Niemal co druga Polka (44 proc.) wybiera cesarskie cięcie. – Więcej porodów zakończonych drogą operacyjną jest tylko w Turcji, Meksyku, Chile i Korei – powiedział podczas audycji „Czas dla zdrowia” profesor Wojciech Rokita, wojewódzki konsultant ds. ginekologii i położnictwa. Powodów takiego rozwiązania jest wiele. To m.in. olbrzymia presja społeczna, nie tylko pacjentek, ale ich rodzin.
Tymczasem wiele osób nie zdaje sobie sprawy, że cesarskie cięcie, to poważna operacja. Bezpieczna dla pacjentki, ale jednak operacja, podczas której przecinane są wszystkie powłoki brzuszne pacjentki.
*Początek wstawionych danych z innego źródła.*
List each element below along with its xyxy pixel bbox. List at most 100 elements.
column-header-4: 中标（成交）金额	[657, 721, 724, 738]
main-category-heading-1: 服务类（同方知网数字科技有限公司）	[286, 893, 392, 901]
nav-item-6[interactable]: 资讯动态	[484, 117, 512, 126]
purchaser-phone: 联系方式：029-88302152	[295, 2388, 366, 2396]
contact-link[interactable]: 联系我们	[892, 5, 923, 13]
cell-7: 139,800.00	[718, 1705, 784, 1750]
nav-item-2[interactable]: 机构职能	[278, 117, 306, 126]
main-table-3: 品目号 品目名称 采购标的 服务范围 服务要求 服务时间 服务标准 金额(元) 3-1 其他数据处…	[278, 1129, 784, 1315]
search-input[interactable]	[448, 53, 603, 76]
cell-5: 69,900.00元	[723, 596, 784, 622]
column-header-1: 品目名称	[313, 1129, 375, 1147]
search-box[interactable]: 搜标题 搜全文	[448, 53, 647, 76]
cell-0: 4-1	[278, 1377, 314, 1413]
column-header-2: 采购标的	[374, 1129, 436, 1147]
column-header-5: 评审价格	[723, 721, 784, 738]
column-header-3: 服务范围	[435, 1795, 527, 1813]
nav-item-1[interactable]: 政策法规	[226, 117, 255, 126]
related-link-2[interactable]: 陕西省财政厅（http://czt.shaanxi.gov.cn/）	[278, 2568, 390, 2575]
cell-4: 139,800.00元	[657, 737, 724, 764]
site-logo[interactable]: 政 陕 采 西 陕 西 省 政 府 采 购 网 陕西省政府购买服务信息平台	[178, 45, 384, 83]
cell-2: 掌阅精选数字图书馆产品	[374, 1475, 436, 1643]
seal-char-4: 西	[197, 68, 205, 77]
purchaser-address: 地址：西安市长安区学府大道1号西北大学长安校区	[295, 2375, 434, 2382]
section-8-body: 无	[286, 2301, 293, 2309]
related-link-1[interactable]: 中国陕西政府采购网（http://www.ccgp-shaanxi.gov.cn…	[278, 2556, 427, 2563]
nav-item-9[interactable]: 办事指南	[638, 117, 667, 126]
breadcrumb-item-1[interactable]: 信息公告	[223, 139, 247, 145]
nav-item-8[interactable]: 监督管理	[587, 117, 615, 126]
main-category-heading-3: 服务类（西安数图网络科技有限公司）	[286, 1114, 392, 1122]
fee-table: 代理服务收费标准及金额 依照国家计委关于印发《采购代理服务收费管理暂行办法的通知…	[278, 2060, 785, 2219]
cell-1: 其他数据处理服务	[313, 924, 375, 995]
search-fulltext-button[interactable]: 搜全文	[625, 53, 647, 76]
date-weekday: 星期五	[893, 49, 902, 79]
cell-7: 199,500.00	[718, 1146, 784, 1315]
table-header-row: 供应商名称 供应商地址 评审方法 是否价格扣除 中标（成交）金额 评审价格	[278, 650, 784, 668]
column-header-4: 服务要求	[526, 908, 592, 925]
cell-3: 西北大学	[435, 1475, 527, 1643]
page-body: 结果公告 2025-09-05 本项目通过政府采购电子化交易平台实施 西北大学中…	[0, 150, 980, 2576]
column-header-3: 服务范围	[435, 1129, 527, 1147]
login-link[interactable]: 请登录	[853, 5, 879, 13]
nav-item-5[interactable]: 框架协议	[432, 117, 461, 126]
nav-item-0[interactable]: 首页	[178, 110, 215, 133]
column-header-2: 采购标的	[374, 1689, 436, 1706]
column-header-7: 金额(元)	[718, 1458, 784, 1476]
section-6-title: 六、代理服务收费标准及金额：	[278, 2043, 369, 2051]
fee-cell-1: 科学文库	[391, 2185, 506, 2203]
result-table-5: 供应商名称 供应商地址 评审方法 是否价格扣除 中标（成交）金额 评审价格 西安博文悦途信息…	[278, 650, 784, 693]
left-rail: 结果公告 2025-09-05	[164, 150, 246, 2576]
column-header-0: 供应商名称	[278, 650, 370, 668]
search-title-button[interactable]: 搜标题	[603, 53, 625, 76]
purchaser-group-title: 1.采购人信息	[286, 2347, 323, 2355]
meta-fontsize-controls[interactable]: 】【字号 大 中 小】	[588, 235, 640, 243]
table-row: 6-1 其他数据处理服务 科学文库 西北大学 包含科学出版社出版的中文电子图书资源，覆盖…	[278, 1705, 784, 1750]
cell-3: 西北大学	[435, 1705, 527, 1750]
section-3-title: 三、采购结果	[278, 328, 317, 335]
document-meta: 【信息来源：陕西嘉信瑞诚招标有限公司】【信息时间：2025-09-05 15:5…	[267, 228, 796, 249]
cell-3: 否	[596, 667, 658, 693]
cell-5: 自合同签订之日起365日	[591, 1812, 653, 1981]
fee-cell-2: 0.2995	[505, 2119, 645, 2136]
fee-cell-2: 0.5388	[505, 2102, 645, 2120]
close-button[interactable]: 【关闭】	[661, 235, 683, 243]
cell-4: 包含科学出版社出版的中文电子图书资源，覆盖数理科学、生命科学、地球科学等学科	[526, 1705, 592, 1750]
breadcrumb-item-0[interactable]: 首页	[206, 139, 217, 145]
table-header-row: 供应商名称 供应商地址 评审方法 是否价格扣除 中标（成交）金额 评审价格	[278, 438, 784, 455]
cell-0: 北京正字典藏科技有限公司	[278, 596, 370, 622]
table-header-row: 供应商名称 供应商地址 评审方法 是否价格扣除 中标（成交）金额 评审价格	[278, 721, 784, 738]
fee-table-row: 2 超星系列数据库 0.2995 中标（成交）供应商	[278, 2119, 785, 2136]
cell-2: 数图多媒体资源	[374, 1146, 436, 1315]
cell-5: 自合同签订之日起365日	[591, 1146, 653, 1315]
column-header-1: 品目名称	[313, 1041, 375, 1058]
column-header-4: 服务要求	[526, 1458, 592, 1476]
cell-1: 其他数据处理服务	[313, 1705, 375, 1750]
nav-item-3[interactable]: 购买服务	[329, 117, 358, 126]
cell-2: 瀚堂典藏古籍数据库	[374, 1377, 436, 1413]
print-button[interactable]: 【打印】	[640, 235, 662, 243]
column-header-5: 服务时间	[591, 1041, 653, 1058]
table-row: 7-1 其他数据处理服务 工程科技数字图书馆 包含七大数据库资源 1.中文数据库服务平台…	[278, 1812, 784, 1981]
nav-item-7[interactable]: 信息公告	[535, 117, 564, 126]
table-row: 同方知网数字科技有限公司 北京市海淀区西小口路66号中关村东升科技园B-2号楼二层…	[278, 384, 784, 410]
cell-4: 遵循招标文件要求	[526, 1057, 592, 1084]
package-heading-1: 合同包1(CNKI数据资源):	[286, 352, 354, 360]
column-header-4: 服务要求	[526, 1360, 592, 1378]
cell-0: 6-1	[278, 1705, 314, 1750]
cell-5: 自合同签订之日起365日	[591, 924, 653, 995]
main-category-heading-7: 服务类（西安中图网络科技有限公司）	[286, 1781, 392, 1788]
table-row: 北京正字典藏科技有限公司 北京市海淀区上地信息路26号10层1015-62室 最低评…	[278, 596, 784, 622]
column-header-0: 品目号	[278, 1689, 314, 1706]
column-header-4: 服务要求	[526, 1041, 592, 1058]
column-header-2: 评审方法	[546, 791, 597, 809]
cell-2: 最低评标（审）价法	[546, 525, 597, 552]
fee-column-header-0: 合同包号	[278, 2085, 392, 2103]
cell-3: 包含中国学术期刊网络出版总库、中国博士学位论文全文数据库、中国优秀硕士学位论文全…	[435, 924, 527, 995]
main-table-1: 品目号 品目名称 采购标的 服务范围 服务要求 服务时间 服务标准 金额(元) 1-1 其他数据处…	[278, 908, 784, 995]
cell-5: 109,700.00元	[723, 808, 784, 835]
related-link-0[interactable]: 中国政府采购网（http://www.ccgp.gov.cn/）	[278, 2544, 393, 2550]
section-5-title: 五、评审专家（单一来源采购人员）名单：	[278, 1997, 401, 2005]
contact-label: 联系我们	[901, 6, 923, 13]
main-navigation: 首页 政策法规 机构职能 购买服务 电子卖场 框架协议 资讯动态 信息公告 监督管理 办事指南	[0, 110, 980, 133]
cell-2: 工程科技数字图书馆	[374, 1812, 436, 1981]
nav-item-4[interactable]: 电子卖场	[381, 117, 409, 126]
Kobieta, która rodziła siłami natury w zasadzie w kilka godzin po porodzie może wstać i normalnie funkcjonować, natomiast okres rekonwalescencji u pań, które rodziły przez cesarskie cięcie czasami wynosi nawet kilka tygodni.
Oczywiście, jak podkreślił prof. Wojciech Rokita, są kobiety, u których istnieją wskazania do rozwiązania ciąży przez tzw. cesarkę. Są to wskazania położnicze i poza położnicze. Te pierwsze wynikają ze stanu ogólnego pacjentki w ciąży i powikłań związanych z ciążą oraz związane z samym płodem (jego wielkością, położeniem, współistniejącymi chorobami u płodu, które możemy diagnozować na etapie już prenatalnym, czyli w czasie ciąży). Natomiast wskazania poza położnicze do rozwiązania ciąży poprzez cesarskie cięcie wynikają z istnienia u ciężarnej chorób współistniejących. To duża grupa chorób oczu, czy układu kostno-stawowego.